Les portefeuilles européens étant souvent construits autour de la contrainte de liquidité, leur gestion requiert une grande diversification des investissements, tant en nombre, géographie et industrie qu’en millésime (diversification entre investissement récent et investissement plus ancien, ayant un amortissement attendu plus proche). De cette manière, les plafonnements ne deviennent pas la norme, mais restent bien l’exception.
C’est un rappel utile : plus les portefeuilles sont diversifiés, moins ils sont exposés à des mouvements de foule déclenchés par un événement affectant un sous-jacent ou un secteur spécifique.

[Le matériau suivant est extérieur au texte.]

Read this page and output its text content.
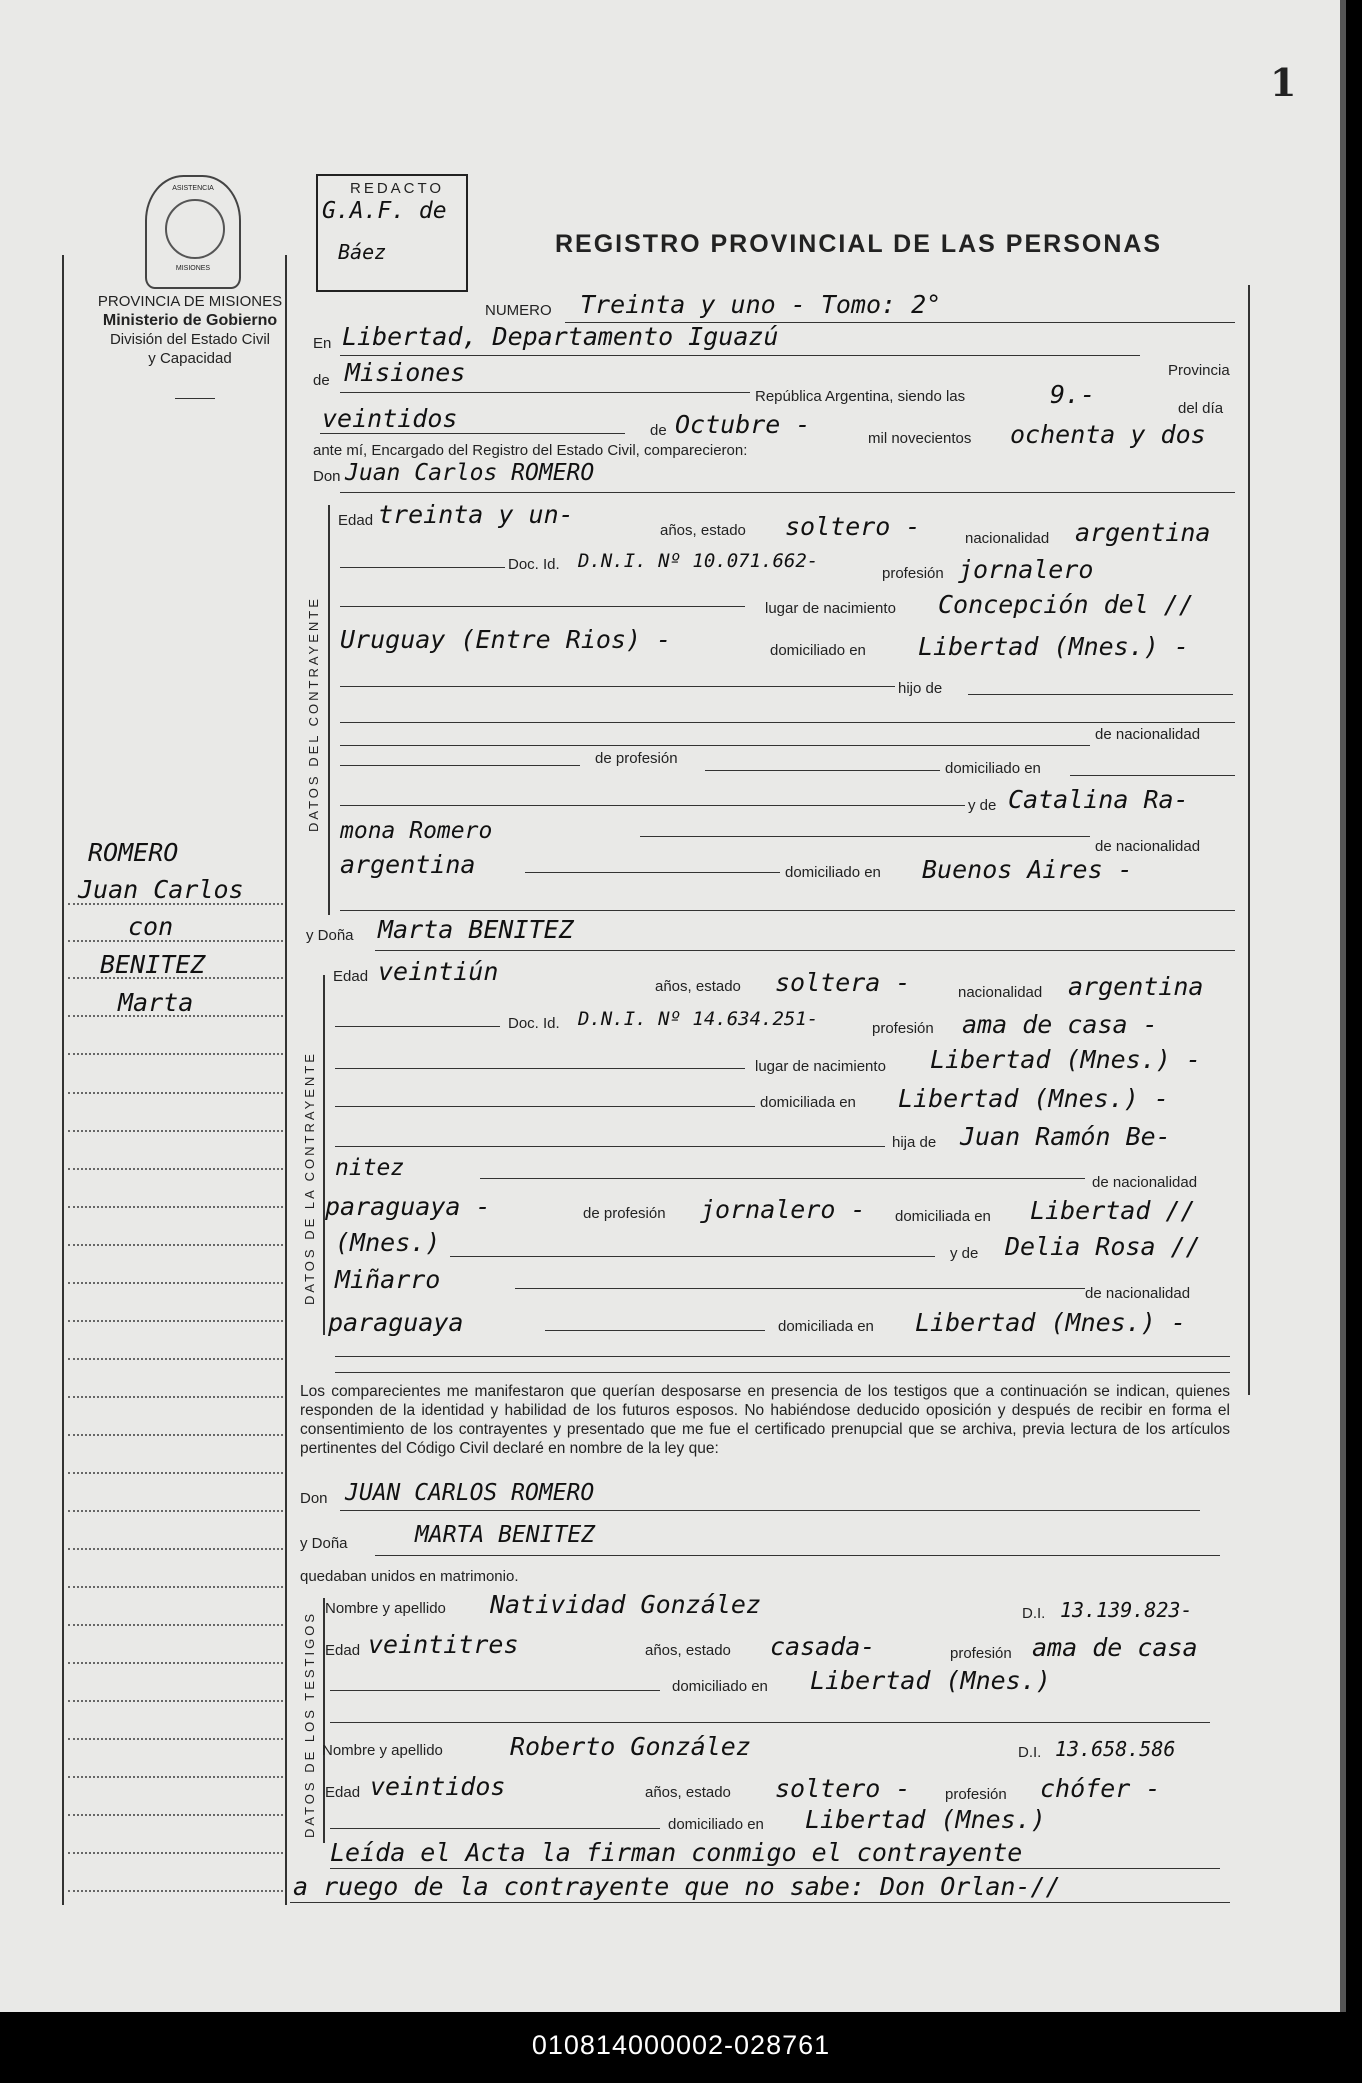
1
ASISTENCIA
MISIONES
PROVINCIA DE MISIONES
Ministerio de Gobierno
División del Estado Civil
y Capacidad
REDACTO
G.A.F. de
Báez	REGISTRO PROVINCIAL DE LAS PERSONAS
ROMERO
Juan Carlos
con
BENITEZ
Marta
NUMERO Treinta y uno - Tomo: 2°
En Libertad, Departamento Iguazú
Provincia
de Misiones
República Argentina, siendo las	9.-	del día
veintidos	de Octubre -	mil novecientos ochenta y dos
ante mí, Encargado del Registro del Estado Civil, comparecieron:
Don Juan Carlos ROMERO
DATOS DEL CONTRAYENTE
Edad treinta y un-
años, estado soltero -	nacionalidad argentina
Doc. Id. D.N.I. Nº 10.071.662-
profesión jornalero
lugar de nacimiento Concepción del //
Uruguay (Entre Rios) -	domiciliado en Libertad (Mnes.) -
hijo de
de nacionalidad
de profesión
domiciliado en
y de Catalina Ra-
mona Romero
de nacionalidad
argentina	domiciliado en Buenos Aires -
y Doña Marta BENITEZ
DATOS DE LA CONTRAYENTE
Edad veintiún
años, estado soltera -	nacionalidad argentina
Doc. Id. D.N.I. Nº 14.634.251-	profesión ama de casa -
lugar de nacimiento Libertad (Mnes.) -
domiciliada en Libertad (Mnes.) -
hija de Juan Ramón Be-
nitez
de nacionalidad
paraguaya -	de profesión jornalero - domiciliada en Libertad //
(Mnes.)	y de Delia Rosa //
Miñarro	de nacionalidad
paraguaya	domiciliada en Libertad (Mnes.) -
Los comparecientes me manifestaron que querían desposarse en presencia de los testigos que a continuación se indican, quienes responden de la identidad y habilidad de los futuros esposos. No habiéndose deducido oposición y después de recibir en forma el consentimiento de los contrayentes y presentado que me fue el certificado prenupcial que se archiva, previa lectura de los artículos pertinentes del Código Civil declaré en nombre de la ley que:
Don JUAN CARLOS ROMERO
y Doña	MARTA BENITEZ
quedaban unidos en matrimonio.
DATOS DE LOS TESTIGOS
Nombre y apellido Natividad González	D.I. 13.139.823-
Edad veintitres	años, estado casada-	profesión ama de casa
domiciliado en Libertad (Mnes.)
Nombre y apellido	Roberto González	D.I. 13.658.586
Edad veintidos	años, estado soltero - profesión chófer -
domiciliado en Libertad (Mnes.)
Leída el Acta la firman conmigo el contrayente
a ruego de la contrayente que no sabe: Don Orlan-//
010814000002-028761
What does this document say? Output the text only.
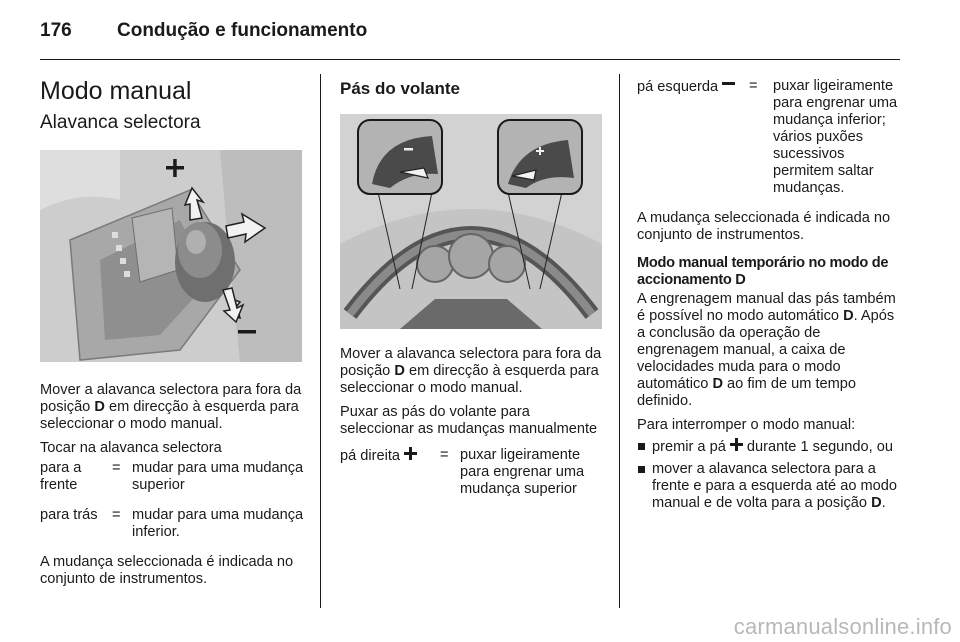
176 Condução e funcionamento
Modo manual
Alavanca selectora
Mover a alavanca selectora para fora da posição D em direcção à esquerda para seleccionar o modo manual.
Tocar na alavanca selectora
para a frente
= mudar para uma mudança superior
para trás = mudar para uma mudança inferior.
A mudança seleccionada é indicada no conjunto de instrumentos.
Pás do volante
Mover a alavanca selectora para fora da posição D em direcção à esquerda para seleccionar o modo manual.
Puxar as pás do volante para seleccionar as mudanças manualmente
pá direita	= puxar ligeiramente para engrenar uma mudança superior
pá esquerda	=	puxar ligeiramente para engrenar uma mudança inferior; vários puxões sucessivos permitem saltar mudanças.
A mudança seleccionada é indicada no conjunto de instrumentos.
Modo manual temporário no modo de accionamento D
A engrenagem manual das pás também é possível no modo automático D. Após a conclusão da operação de engrenagem manual, a caixa de velocidades muda para o modo automático D ao fim de um tempo definido.
Para interromper o modo manual:
premir a pá  durante 1 segundo, ou
mover a alavanca selectora para a frente e para a esquerda até ao modo manual e de volta para a posição D.
carmanualsonline.info
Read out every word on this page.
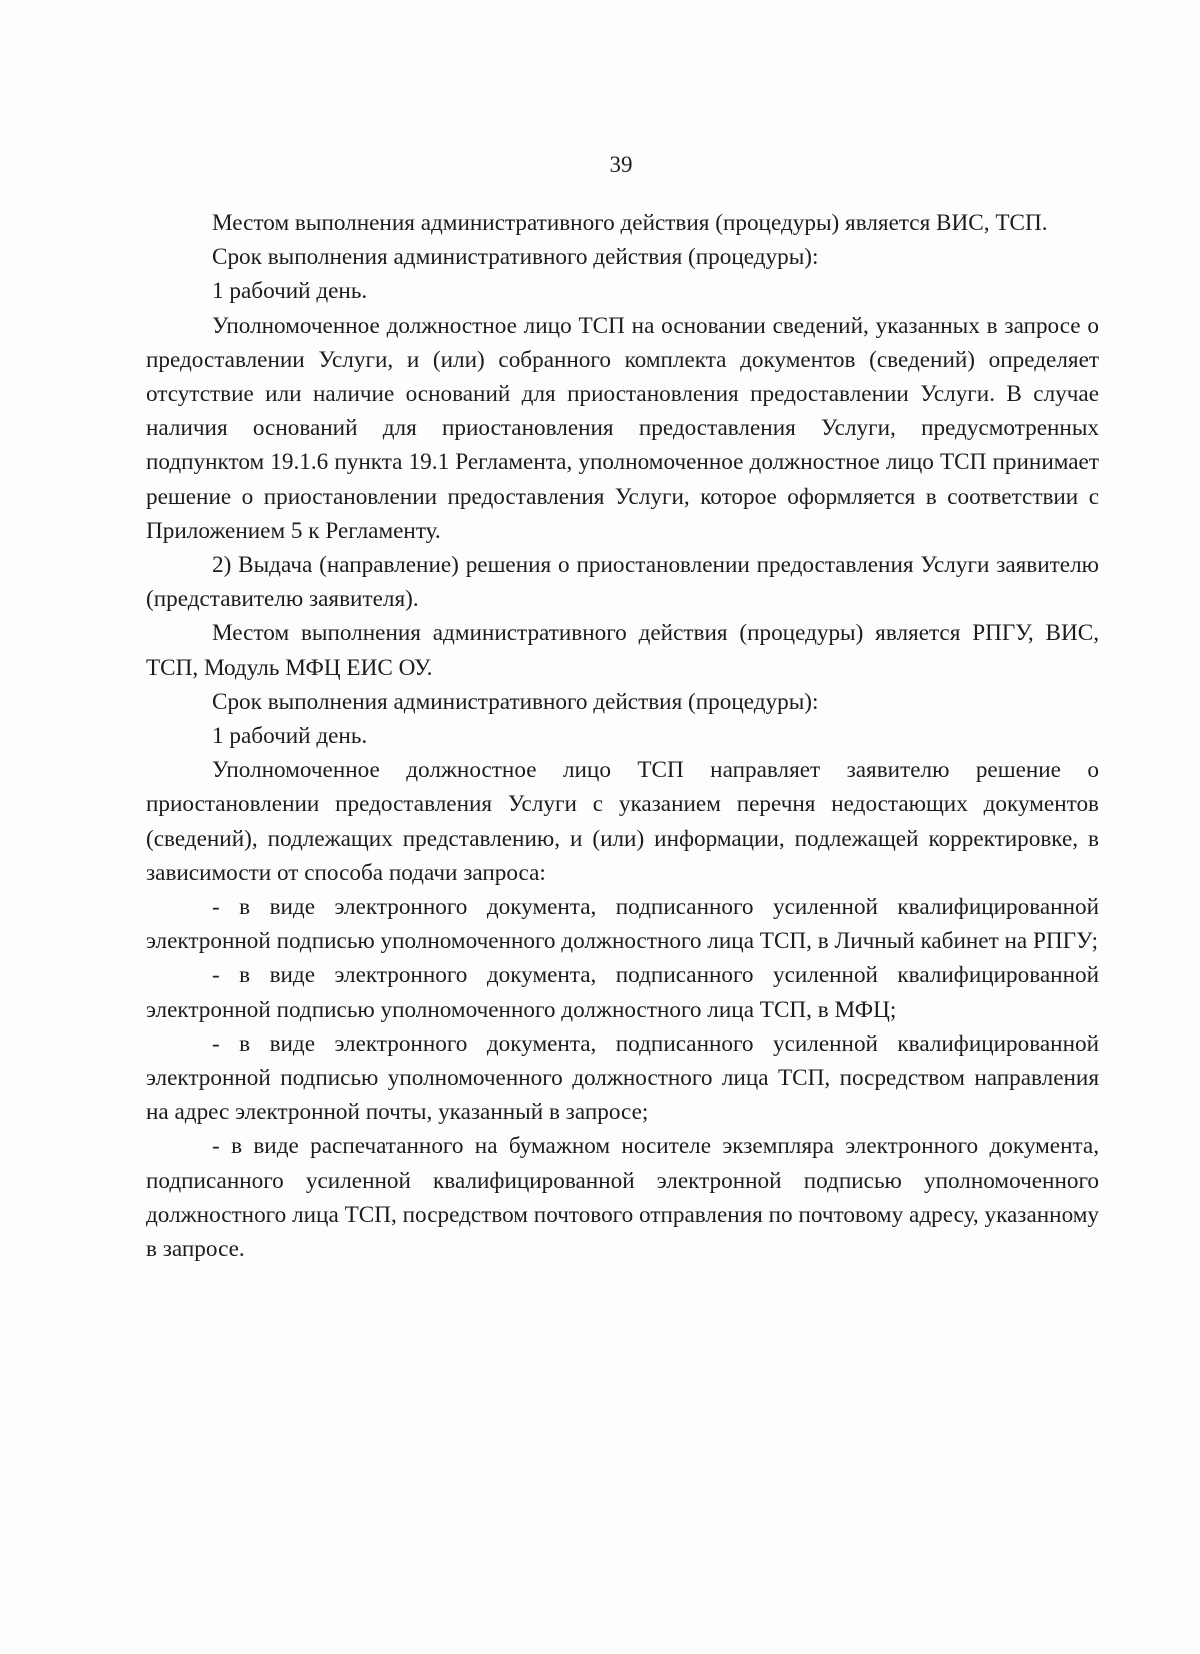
39

Местом выполнения административного действия (процедуры) является ВИС, ТСП.

Срок выполнения административного действия (процедуры):

1 рабочий день.

Уполномоченное должностное лицо ТСП на основании сведений, указанных в запросе о предоставлении Услуги, и (или) собранного комплекта документов (сведений) определяет отсутствие или наличие оснований для приостановления предоставлении Услуги. В случае наличия оснований для приостановления предоставления Услуги, предусмотренных подпунктом 19.1.6 пункта 19.1 Регламента, уполномоченное должностное лицо ТСП принимает решение о приостановлении предоставления Услуги, которое оформляется в соответствии с Приложением 5 к Регламенту.

2) Выдача (направление) решения о приостановлении предоставления Услуги заявителю (представителю заявителя).

Местом выполнения административного действия (процедуры) является РПГУ, ВИС, ТСП, Модуль МФЦ ЕИС ОУ.

Срок выполнения административного действия (процедуры):

1 рабочий день.

Уполномоченное должностное лицо ТСП направляет заявителю решение о приостановлении предоставления Услуги с указанием перечня недостающих документов (сведений), подлежащих представлению, и (или) информации, подлежащей корректировке, в зависимости от способа подачи запроса:

- в виде электронного документа, подписанного усиленной квалифицированной электронной подписью уполномоченного должностного лица ТСП, в Личный кабинет на РПГУ;

- в виде электронного документа, подписанного усиленной квалифицированной электронной подписью уполномоченного должностного лица ТСП, в МФЦ;

- в виде электронного документа, подписанного усиленной квалифицированной электронной подписью уполномоченного должностного лица ТСП, посредством направления на адрес электронной почты, указанный в запросе;

- в виде распечатанного на бумажном носителе экземпляра электронного документа, подписанного усиленной квалифицированной электронной подписью уполномоченного должностного лица ТСП, посредством почтового отправления по почтовому адресу, указанному в запросе.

De ce point de vue, les fonds de fonds peuvent permettre de maximiser la diversification.
Romain de Beco :
Les grandes sociétés de gestion européennes, du fait de leurs capacités de structuration, peuvent proposer des solutions innovantes, qui combinent de manière optimale recherche de rendement et solidité de la liquidité. Dans un marché européen encore très régional, la réputation reste le premier actif d’un gérant. Elle est déterminante pour aborder une clientèle de distributeurs et de particuliers encore peu familière de ces produits.
Avant même de parler de rendement aux épargnants, il faut s’assurer que leur fonctionnement, leurs risques et leurs contraintes de liquidité sont bien compris. Les distributeurs sont, eux aussi, très attentifs à ce besoin de transparence et de pédagogie, car la promesse faite au client doit être tenue dans la durée. À ce titre, les équipes de Natixis IM mettent à disposition des articles et des modules de formation, afin de rendre plus accessibles les aspects techniques de ces fonds.